PERU.-(AGENCIALAVOZ.ORG)Diversos grupos de travestis, transgéneros, transexuales, gays y bisexuales participaron el último fin de semana en la Marcha del Orgullo, que inauguró la alcaldesa (bueno, es un decir, está de licencia hace siete meses) Susana Villarán.
Disculpen la pregunta, pero ¿de qué diablos se enorgullecen?
No nos malinterpreten. No cabe duda que durante siglos se manejó el tema de la homosexualidad de una manera injusta y hasta inhumana. Aún hoy en día, en algunos países musulmanes, los homosexuales son ahorcados, lo cual nos parece aberrante y condenable bajo todo punto de vista.
Pero en Occidente nos hemos ido al otro extremo, de la persecución a la apología. La Sra.

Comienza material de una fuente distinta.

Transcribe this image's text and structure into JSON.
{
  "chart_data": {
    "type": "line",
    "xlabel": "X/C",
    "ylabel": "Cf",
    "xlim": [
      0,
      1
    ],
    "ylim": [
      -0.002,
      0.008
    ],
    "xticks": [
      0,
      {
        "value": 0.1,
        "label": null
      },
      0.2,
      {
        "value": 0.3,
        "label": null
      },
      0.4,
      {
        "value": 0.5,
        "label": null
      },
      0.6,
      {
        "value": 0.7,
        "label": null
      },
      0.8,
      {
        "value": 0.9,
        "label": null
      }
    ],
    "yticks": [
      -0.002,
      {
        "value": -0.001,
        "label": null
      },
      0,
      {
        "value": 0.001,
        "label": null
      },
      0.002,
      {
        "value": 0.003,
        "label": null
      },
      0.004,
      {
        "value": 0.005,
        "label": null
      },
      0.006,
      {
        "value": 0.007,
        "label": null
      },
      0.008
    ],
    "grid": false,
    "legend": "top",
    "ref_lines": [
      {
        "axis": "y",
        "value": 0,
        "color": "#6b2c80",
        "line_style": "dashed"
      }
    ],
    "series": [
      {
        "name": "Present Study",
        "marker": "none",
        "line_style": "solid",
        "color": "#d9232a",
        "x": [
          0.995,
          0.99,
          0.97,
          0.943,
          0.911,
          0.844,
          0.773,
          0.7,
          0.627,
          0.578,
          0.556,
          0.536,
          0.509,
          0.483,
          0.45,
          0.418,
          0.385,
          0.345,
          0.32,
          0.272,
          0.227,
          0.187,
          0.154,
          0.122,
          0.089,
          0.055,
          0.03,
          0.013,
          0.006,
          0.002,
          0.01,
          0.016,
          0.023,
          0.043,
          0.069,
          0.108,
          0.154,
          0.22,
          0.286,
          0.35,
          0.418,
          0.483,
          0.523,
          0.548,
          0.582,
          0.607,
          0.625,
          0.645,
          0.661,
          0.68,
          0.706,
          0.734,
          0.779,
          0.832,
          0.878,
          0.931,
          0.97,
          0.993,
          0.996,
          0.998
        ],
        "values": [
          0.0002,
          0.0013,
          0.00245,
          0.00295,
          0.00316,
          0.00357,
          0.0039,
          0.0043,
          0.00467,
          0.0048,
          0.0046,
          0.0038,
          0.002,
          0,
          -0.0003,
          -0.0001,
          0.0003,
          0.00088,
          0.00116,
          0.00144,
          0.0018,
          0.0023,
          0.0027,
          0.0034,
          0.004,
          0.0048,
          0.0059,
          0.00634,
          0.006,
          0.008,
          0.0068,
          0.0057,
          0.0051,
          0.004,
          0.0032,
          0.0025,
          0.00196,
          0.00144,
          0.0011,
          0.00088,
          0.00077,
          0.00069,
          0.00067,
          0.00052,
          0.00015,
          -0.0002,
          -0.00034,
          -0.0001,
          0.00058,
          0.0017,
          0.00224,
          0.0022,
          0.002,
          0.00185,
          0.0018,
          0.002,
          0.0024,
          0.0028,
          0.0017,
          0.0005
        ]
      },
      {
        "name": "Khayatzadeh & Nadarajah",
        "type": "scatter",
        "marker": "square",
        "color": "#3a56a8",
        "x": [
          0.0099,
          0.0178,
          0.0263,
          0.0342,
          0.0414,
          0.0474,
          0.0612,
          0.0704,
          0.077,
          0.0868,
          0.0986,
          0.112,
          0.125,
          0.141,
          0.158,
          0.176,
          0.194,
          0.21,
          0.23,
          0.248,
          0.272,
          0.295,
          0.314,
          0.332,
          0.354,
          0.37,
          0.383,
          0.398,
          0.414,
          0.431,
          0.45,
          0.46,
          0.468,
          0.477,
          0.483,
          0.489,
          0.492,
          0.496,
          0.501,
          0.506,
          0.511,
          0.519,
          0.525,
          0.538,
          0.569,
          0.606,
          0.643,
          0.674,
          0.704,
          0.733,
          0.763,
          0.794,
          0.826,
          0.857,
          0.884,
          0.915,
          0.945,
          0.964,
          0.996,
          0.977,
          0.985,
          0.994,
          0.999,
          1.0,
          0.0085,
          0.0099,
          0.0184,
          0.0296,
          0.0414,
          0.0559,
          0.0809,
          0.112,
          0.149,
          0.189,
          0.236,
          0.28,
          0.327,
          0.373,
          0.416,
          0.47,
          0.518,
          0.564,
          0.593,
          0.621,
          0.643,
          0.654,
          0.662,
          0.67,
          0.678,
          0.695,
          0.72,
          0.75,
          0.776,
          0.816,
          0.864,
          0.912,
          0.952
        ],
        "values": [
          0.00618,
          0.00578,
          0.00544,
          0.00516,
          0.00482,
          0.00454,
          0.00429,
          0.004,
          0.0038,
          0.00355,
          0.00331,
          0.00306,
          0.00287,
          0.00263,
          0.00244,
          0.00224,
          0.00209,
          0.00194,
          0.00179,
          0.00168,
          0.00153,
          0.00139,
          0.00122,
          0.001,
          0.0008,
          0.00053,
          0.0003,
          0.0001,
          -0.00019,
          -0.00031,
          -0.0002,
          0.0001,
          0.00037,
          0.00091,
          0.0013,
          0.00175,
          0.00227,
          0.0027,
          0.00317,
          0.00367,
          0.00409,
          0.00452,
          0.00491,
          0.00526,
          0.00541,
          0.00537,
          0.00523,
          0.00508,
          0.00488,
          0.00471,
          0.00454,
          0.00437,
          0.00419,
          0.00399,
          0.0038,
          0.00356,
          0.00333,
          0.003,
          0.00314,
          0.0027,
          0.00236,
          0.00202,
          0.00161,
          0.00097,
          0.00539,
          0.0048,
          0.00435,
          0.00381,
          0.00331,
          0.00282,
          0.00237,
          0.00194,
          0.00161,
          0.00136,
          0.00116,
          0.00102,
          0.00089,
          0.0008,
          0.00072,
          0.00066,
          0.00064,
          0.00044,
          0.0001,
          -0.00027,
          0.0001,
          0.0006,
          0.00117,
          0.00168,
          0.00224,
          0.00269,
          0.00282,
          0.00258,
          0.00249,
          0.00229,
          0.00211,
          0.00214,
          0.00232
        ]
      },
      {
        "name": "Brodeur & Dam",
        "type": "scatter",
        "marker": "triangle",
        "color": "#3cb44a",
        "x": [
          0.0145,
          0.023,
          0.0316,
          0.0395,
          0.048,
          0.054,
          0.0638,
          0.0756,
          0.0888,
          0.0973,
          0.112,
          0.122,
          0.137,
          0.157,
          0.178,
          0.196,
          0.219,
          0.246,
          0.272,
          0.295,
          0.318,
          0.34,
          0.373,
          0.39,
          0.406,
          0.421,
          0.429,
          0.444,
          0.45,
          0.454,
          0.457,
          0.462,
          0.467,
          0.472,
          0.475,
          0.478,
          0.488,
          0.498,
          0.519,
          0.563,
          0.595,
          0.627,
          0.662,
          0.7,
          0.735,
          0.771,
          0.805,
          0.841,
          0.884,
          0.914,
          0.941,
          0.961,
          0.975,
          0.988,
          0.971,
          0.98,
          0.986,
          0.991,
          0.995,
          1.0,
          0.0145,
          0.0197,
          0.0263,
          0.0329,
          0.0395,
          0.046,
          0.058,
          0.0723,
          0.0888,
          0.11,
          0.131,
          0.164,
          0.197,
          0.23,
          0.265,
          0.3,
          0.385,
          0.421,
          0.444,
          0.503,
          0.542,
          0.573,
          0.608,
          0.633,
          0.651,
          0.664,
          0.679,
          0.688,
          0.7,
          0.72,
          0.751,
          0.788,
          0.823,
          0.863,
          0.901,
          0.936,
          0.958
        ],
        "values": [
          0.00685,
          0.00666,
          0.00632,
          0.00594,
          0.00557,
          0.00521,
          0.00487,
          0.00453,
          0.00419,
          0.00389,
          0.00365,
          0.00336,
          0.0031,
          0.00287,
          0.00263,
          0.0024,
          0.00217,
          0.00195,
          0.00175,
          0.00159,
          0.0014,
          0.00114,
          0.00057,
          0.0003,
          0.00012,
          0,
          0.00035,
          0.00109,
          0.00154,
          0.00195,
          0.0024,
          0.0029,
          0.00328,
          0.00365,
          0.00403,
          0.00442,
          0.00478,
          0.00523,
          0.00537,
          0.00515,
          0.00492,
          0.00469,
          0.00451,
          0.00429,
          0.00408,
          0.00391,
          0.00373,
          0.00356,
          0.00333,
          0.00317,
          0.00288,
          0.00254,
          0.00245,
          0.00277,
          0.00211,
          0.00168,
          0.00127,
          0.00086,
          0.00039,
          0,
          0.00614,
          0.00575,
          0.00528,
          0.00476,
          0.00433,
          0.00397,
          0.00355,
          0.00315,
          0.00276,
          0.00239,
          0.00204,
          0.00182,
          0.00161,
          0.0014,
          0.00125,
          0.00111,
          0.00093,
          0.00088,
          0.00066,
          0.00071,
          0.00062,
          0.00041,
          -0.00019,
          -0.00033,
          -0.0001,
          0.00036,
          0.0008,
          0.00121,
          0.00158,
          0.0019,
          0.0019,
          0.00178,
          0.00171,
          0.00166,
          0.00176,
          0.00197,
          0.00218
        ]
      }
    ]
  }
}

Villarán, como se sabe, impulsa una ordenanza municipal que sancionaría con S/. 1,080 a los establecimientos que no coloquen un cartel con la frase: “Este local promueve la igualdad por identidad de género y orientación sexual”. Asimismo, contempla la anulación de la licencia.
Hasta 1973, como señalamos aquí en varias ocasiones, la homosexualidad era considerada un trastorno mental. Ese año, la Asociación Americana de Psiquiatría (APA) decidió retirarla de su lista de enfermedades. La explicación oficial fue que la acción vino motivada tras una “completa revisión científica” sobre el tema. La verdad es que la APA sucumbió a las presiones de un cada vez más agresivo lobby gay, el mismo que logró que en 1990 la Organización Mundial de la Salud eliminara el homosexualismo de su listado de enfermedades mentales.
Ahora la homosexualidad es una “opción” y pobre de aquel que se atreva a disentir. Hace unos años, en España, un catedrático de Psicopatología de la Universidad Complutense, Aquilino Polaino Lorente, dijo en una audiencia del Senado –que lo llamó para escuchar su opinión sobre la adopción de niños por parejas homosexuales– que para el desarrollo psicoemocional de un infante “es preciso la comparecencia de hombre y mujer como figuras de padre y madre respectivamente”. Lo hicieron trizas en los medios por expresar algo de puro sentido común. Porque lo “normal” es presentar la homosexualidad como expresión altamente enriquecedora del ser humano.
Hemos llegado a un punto tal que si una persona proviene de una familia tradicional (es decir, donde el padre es hombre y la madre, mujer, lo que está a punto de convertirse en pieza de museo) hace gala de patriotismo, practica alguna religión monoteísta y es heterosexual, se le considera un retrógrado.
En esto, como en tantas otras cosas, la contracultura progre ha triunfado en toda la línea en su objetivo de erosionar las bases del sistema de vida occidental y hacer posible el sueño gramsciano de una sociedad en la que familia, tradición moral y propiedad privada sean piezas de museo.
Ahora, para que nos consideren “políticamente correctos”, hay que ser no solo celosos defensores del medio ambiente y de los derechos humanos de los terroristas, enemigos de la globalización y la economía de mercado, pacifistas a ultranza y adalides del relativismo ético. También debemos aplaudir si un par de drag queens se besan en nuestro restaurante favorito o en la puerta de la escuela a la que van nuestros hijos. Si nos indignamos o protestamos, somos fascistas despreciables.
Bienvenidos al siglo XXI. Francamente, extrañamos a Pedro Picapiedra.